Dominant mutations in FUS/TLS cause a familial form of amyotrophic lateral sclerosis (fALS), where abnormal accumulation of mutant FUS proteins in cytoplasm has been observed as a major pathological change. Many of pathogenic mutations have been shown to deteriorate the nuclear localization signal in FUS and thereby facilitate cytoplasmic mislocalization of mutant proteins. Several other mutations, however, exhibit no effects on the nuclear localization of FUS in cultured cells, and their roles in the pathomechanism of fALS remain obscure. Here, we show that a pathogenic mutation, G156E, significantly increases the propensities for aggregation of FUS and propose that intranuclear aggregation of FUS triggered by a subset of pathogenic mutations is an alternative pathomechanism of FUS-related fALS diseases.
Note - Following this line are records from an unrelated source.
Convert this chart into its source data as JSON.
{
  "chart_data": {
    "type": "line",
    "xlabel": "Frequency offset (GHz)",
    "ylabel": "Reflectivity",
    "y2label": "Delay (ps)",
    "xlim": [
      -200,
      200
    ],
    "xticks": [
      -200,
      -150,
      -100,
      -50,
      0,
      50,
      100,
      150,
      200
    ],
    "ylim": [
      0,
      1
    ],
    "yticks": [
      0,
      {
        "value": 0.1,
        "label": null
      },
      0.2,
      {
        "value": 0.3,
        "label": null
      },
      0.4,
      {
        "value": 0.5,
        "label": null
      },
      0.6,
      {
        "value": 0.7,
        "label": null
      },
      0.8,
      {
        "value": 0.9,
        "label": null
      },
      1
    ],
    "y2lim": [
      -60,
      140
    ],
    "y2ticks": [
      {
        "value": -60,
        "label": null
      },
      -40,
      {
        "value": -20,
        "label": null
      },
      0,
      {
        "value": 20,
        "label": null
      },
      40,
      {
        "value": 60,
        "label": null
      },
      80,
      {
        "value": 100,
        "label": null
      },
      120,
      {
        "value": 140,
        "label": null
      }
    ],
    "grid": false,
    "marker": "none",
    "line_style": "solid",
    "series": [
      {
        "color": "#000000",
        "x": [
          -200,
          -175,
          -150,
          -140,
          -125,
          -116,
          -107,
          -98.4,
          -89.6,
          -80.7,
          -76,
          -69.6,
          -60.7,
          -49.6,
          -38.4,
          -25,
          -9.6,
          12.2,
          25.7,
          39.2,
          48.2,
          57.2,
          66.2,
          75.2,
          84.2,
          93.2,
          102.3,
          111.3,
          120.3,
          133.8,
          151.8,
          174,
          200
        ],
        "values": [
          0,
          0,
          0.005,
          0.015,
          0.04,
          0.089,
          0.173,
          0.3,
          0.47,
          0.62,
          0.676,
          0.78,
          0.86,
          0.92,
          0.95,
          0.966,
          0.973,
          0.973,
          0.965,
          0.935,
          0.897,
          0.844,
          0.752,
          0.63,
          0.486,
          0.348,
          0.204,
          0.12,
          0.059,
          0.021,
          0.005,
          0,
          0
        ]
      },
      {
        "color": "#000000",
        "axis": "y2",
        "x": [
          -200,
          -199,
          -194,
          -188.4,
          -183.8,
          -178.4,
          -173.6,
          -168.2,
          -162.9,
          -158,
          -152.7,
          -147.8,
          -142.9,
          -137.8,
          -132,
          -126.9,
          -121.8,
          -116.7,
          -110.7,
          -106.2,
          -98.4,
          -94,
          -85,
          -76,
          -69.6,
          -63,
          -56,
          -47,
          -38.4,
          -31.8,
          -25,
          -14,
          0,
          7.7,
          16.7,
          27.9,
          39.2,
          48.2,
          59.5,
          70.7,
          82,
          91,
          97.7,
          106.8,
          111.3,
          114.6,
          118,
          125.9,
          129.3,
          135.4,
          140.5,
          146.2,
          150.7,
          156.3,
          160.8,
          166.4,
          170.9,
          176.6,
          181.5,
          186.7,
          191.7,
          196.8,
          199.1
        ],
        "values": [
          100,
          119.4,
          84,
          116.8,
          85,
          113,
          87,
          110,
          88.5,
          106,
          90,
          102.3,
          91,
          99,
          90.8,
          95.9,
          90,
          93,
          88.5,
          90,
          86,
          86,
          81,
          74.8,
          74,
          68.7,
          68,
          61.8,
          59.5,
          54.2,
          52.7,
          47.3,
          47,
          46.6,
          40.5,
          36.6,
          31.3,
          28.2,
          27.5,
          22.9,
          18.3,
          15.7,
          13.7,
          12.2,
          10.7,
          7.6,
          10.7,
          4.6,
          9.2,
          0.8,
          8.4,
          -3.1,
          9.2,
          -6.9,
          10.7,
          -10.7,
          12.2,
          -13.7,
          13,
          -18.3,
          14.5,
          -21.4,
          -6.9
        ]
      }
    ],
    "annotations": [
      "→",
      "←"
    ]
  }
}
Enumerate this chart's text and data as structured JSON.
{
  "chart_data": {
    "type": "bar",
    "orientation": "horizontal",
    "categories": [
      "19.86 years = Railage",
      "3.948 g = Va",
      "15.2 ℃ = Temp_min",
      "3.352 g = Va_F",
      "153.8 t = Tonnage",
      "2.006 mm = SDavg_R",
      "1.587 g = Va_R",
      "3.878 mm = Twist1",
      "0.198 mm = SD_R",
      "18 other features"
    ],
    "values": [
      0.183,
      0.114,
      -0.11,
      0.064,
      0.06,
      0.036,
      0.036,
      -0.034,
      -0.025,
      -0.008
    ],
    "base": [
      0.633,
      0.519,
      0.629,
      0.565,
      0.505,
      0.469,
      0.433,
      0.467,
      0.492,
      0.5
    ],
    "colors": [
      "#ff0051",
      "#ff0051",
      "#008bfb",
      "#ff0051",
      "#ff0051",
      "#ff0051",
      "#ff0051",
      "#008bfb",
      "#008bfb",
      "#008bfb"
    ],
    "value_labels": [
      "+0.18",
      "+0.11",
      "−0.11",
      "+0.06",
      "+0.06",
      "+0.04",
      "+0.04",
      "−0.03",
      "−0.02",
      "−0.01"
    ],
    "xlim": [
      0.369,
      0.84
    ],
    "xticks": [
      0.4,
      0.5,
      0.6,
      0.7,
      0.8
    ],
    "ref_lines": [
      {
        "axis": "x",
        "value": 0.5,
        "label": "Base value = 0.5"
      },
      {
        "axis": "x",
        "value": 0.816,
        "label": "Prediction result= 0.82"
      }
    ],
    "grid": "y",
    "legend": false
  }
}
(私たちの研究室での主役であるSOD1以外にも、家族性の筋萎縮性側索硬化症(ALS)の原因タンパク質がいくつか同定されており、FUS/TLSもその一つです。FUS/TLSは核に存在するDNA/RNA結合タンパク質ですが、ALSの原因となるようなアミノ酸変異が生じると核に移行することができず、その機能を発揮できなくなると言われています。しかし、ALS変異のなかには、FUS/TLSの核移行に全く影響を及ぼさないものもあり、なぜALS につながるのか明らかではありませんでした。私たちは、核移行に影響を及ぼさないものの、FUS/TLSの凝集性を増大させるALS変異があることを見いだしました。変異型FUS/TLSが核内で凝集するために、その生理機能がうまく発揮できなくなって病気になるのかもしれません。)